Interaction between Smc3’s ATPase and Scc3’s N-terminal domain. A Left, Detail of the interaction between Smc3 and Scc3 (f56A) showing Scc3(D189) and Scc3(E202) (marked green) and Smc3(S75, K112, K113) (marked red). A Right, PAEs for rank 1 model in A. B, Interaction between Smc3’s ATPase, Scc3’s N-terminal domain, and Wapl’s CTD (f56B). C, Interaction of the canonical rigid body Pds5:Scc3:Wapl ternary complex with Smc3’s ATPase domain (f56C).

A model for the yeast quarternary Pds5:Scc3:Wapl:Scc1 complex in the canonical configuration when its Scc3 moiety is bound to the Smc3 ATPase head as predicted by AF, created by super-imposing f56A with the model in Fig. 31B. There is a modest clash between Scc1 and the Smc3 coiled coil that would presumably have been avoided if AF were able to predict the entire complex, which is beyond its capability.

A, AF predictions for Smc3’s interaction with Eco1 from S. cerevisiae (f67) and C. glabrata (f68) with the Scc1 NTD present. B, Left, similarity of this interaction with a crystal structure (PDB: 5N22) of Esco1 with a K106-CoA conjugate. A superimposition of f67 and 5N22 is shown in f69. Right: as in A, left, without Scc1 NTD.

AF predictions for interactions between Pds5 and S. cerevisiae Eco1 (A, f75), human Esco1 (B, f22), and human Esco2 (C, f76).

Projected position of Eco1 bound to Pds5 if Scc1N bound to the latter adopts the orientation predicted by AF (f36). The model was created by superimposing f36 and f75 via their Pds5 moieties. For Eco1 to bind Smc3 K112 and K113, while still bound to Pds5, the Scc1 sequences between Scc1N α3 and the part bound to Pds5 must bend by 1800, or Scc1’s NTD must dissociate from Smc3.
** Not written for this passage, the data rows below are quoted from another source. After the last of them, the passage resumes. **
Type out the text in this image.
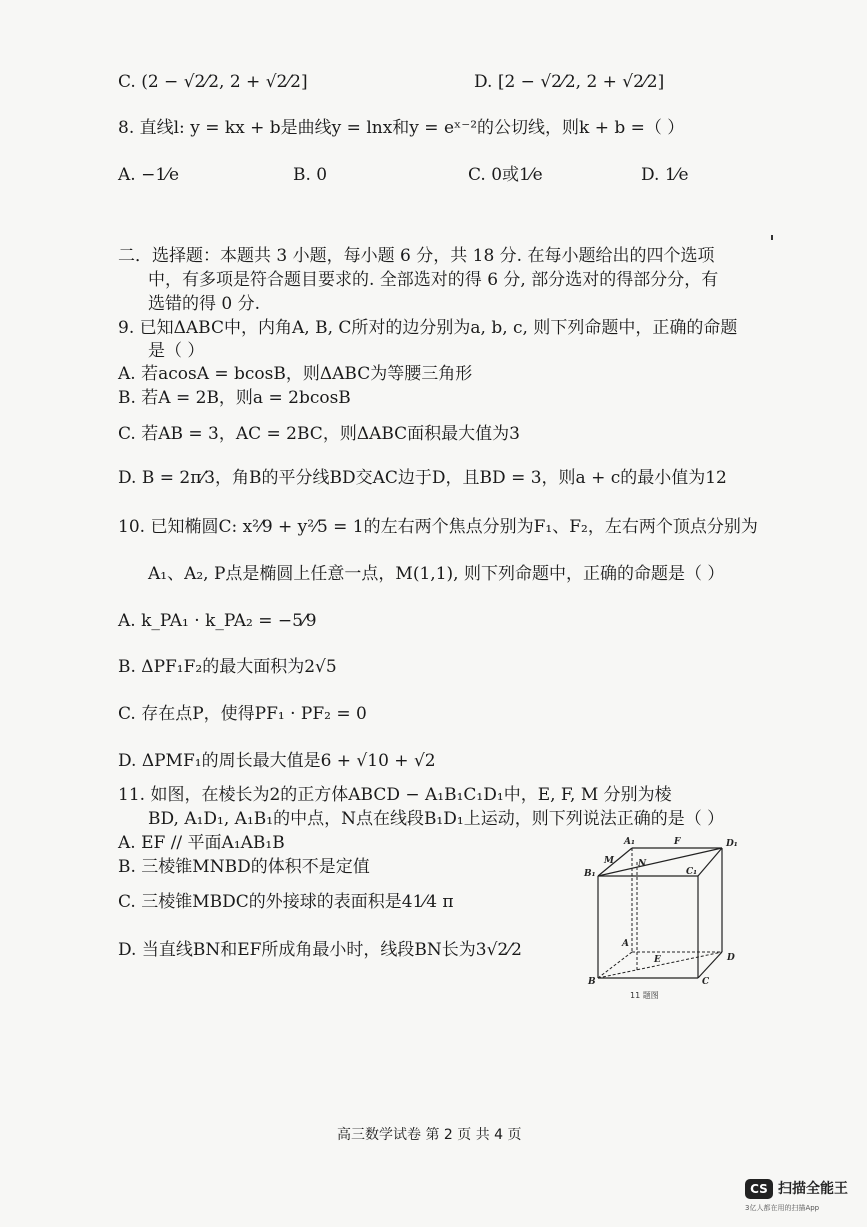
C. (2 − √2⁄2, 2 + √2⁄2]	D. [2 − √2⁄2, 2 + √2⁄2]
8. 直线l: y = kx + b是曲线y = lnx和y = eˣ⁻²的公切线，则k + b =（ ）
A. −1⁄e	B. 0	C. 0或1⁄e	D. 1⁄e
二．选择题：本题共 3 小题，每小题 6 分，共 18 分. 在每小题给出的四个选项
中，有多项是符合题目要求的. 全部选对的得 6 分, 部分选对的得部分分，有
选错的得 0 分.
9. 已知ΔABC中，内角A, B, C所对的边分别为a, b, c, 则下列命题中，正确的命题
是（ ）
A. 若acosA = bcosB，则ΔABC为等腰三角形
B. 若A = 2B，则a = 2bcosB
C. 若AB = 3，AC = 2BC，则ΔABC面积最大值为3
D. B = 2π⁄3，角B的平分线BD交AC边于D，且BD = 3，则a + c的最小值为12
10. 已知椭圆C: x²⁄9 + y²⁄5 = 1的左右两个焦点分别为F₁、F₂，左右两个顶点分别为
A₁、A₂, P点是椭圆上任意一点，M(1,1), 则下列命题中，正确的命题是（ ）
A. k_PA₁ · k_PA₂ = −5⁄9
B. ΔPF₁F₂的最大面积为2√5
C. 存在点P，使得PF₁ · PF₂ = 0
D. ΔPMF₁的周长最大值是6 + √10 + √2
11. 如图，在棱长为2的正方体ABCD − A₁B₁C₁D₁中，E, F, M 分别为棱
BD, A₁D₁, A₁B₁的中点，N点在线段B₁D₁上运动，则下列说法正确的是（ ）
A. EF // 平面A₁AB₁B
B. 三棱锥MNBD的体积不是定值
C. 三棱锥MBDC的外接球的表面积是41⁄4 π
D. 当直线BN和EF所成角最小时，线段BN长为3√2⁄2
A₁	F	D₁
M	N
B₁	C₁
A
E	D
B	C
11 题图
高三数学试卷 第 2 页 共 4 页
CS 扫描全能王
3亿人都在用的扫描App
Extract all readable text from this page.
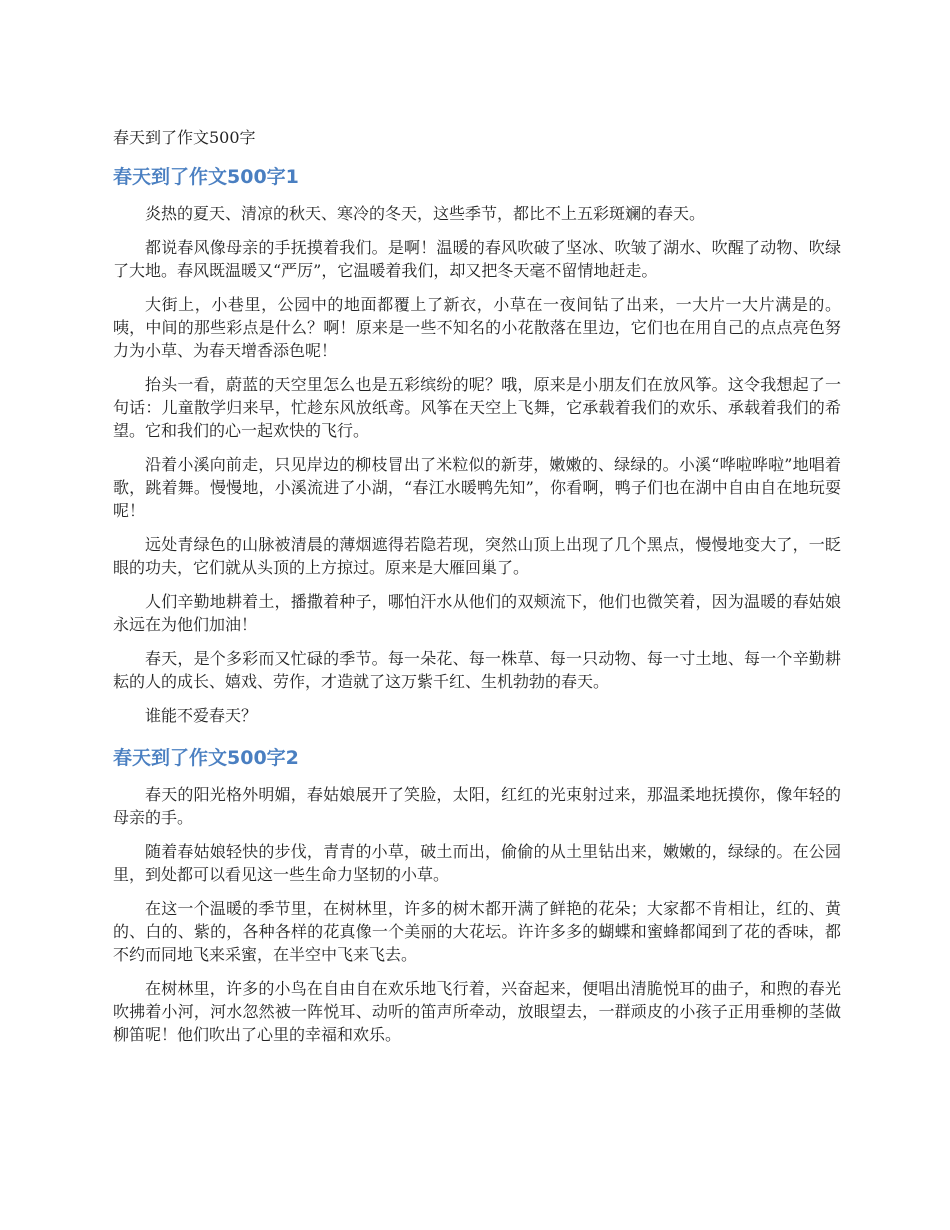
春天到了作文500字
春天到了作文500字1

炎热的夏天、清凉的秋天、寒冷的冬天，这些季节，都比不上五彩斑斓的春天。

都说春风像母亲的手抚摸着我们。是啊！温暖的春风吹破了坚冰、吹皱了湖水、吹醒了动物、吹绿了大地。春风既温暖又“严厉”，它温暖着我们，却又把冬天毫不留情地赶走。

大街上，小巷里，公园中的地面都覆上了新衣，小草在一夜间钻了出来，一大片一大片满是的。咦，中间的那些彩点是什么？啊！原来是一些不知名的小花散落在里边，它们也在用自己的点点亮色努力为小草、为春天增香添色呢！

抬头一看，蔚蓝的天空里怎么也是五彩缤纷的呢？哦，原来是小朋友们在放风筝。这令我想起了一句话：儿童散学归来早，忙趁东风放纸鸢。风筝在天空上飞舞，它承载着我们的欢乐、承载着我们的希望。它和我们的心一起欢快的飞行。

沿着小溪向前走，只见岸边的柳枝冒出了米粒似的新芽，嫩嫩的、绿绿的。小溪“哗啦哗啦”地唱着歌，跳着舞。慢慢地，小溪流进了小湖，“春江水暖鸭先知”，你看啊，鸭子们也在湖中自由自在地玩耍呢！

远处青绿色的山脉被清晨的薄烟遮得若隐若现，突然山顶上出现了几个黑点，慢慢地变大了，一眨眼的功夫，它们就从头顶的上方掠过。原来是大雁回巢了。

人们辛勤地耕着土，播撒着种子，哪怕汗水从他们的双颊流下，他们也微笑着，因为温暖的春姑娘永远在为他们加油！

春天，是个多彩而又忙碌的季节。每一朵花、每一株草、每一只动物、每一寸土地、每一个辛勤耕耘的人的成长、嬉戏、劳作，才造就了这万紫千红、生机勃勃的春天。

谁能不爱春天？

春天到了作文500字2

春天的阳光格外明媚，春姑娘展开了笑脸，太阳，红红的光束射过来，那温柔地抚摸你，像年轻的母亲的手。

随着春姑娘轻快的步伐，青青的小草，破土而出，偷偷的从土里钻出来，嫩嫩的，绿绿的。在公园里，到处都可以看见这一些生命力坚韧的小草。

在这一个温暖的季节里，在树林里，许多的树木都开满了鲜艳的花朵；大家都不肯相让，红的、黄的、白的、紫的，各种各样的花真像一个美丽的大花坛。许许多多的蝴蝶和蜜蜂都闻到了花的香味，都不约而同地飞来采蜜，在半空中飞来飞去。

在树林里，许多的小鸟在自由自在欢乐地飞行着，兴奋起来，便唱出清脆悦耳的曲子，和煦的春光吹拂着小河，河水忽然被一阵悦耳、动听的笛声所牵动，放眼望去，一群顽皮的小孩子正用垂柳的茎做柳笛呢！他们吹出了心里的幸福和欢乐。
A, AF predictions for the interactions between SA1:Scc1 and the N-terminal extension of Esco1 (left, f77) and between SA2:Scc1 and Wapl-M (right, f25). B, AF prediction for the interaction between SA2:Scc1 and Esco2’s PBM-B (f78).

AF prediction for the interaction of Esco2’s PBM-A and Mcm7 (f80).

AF predictions for Sororin’s interaction with Pds5B in mouse (f82) and Zebra fish (f21).

AF predictions for Sororin’s interaction with Smc3 bound to Scc1’s NTD in humans (f84), X. laevis (f85), D. rerio (f86), D. melanogaster (f87), T. casaneum (f88), A. thaliana (89), and A. fumigatus (f90).

AF predictions for the Sororin box’s interaction with a complex between Smc1 and Scc1’s CTD in D. melanogaster (f91), in A. thaliana (f92), in A. fumigatus (f93), and Mouse (f94).

AF’s prediction for the interaction between Sororin and Wapl’s CTD (f83).

AF predicts that Sororin’s [M/W]S[K/Q]KVRRSYSRL (YSR) motif binds to Pds5’s APDAP loop (f95) (left) in a manner similar to Wapl’s YSR peptide (right, PDB 5HDT), but only if binding of Sororin’s [S/T]ΦFGFExL motif is prevented from binding Pds5’s WEST site by deleting the C-terminal part of Pds5 containing this WEST site.

AF predictions for interactions between Nipbl/Scc2 and SA/Scc3 for humans (A, f96), A. thaliana (B, f97), and S. cerevisiae (D, f98). C, cryo-EM structure PDB 6WG3.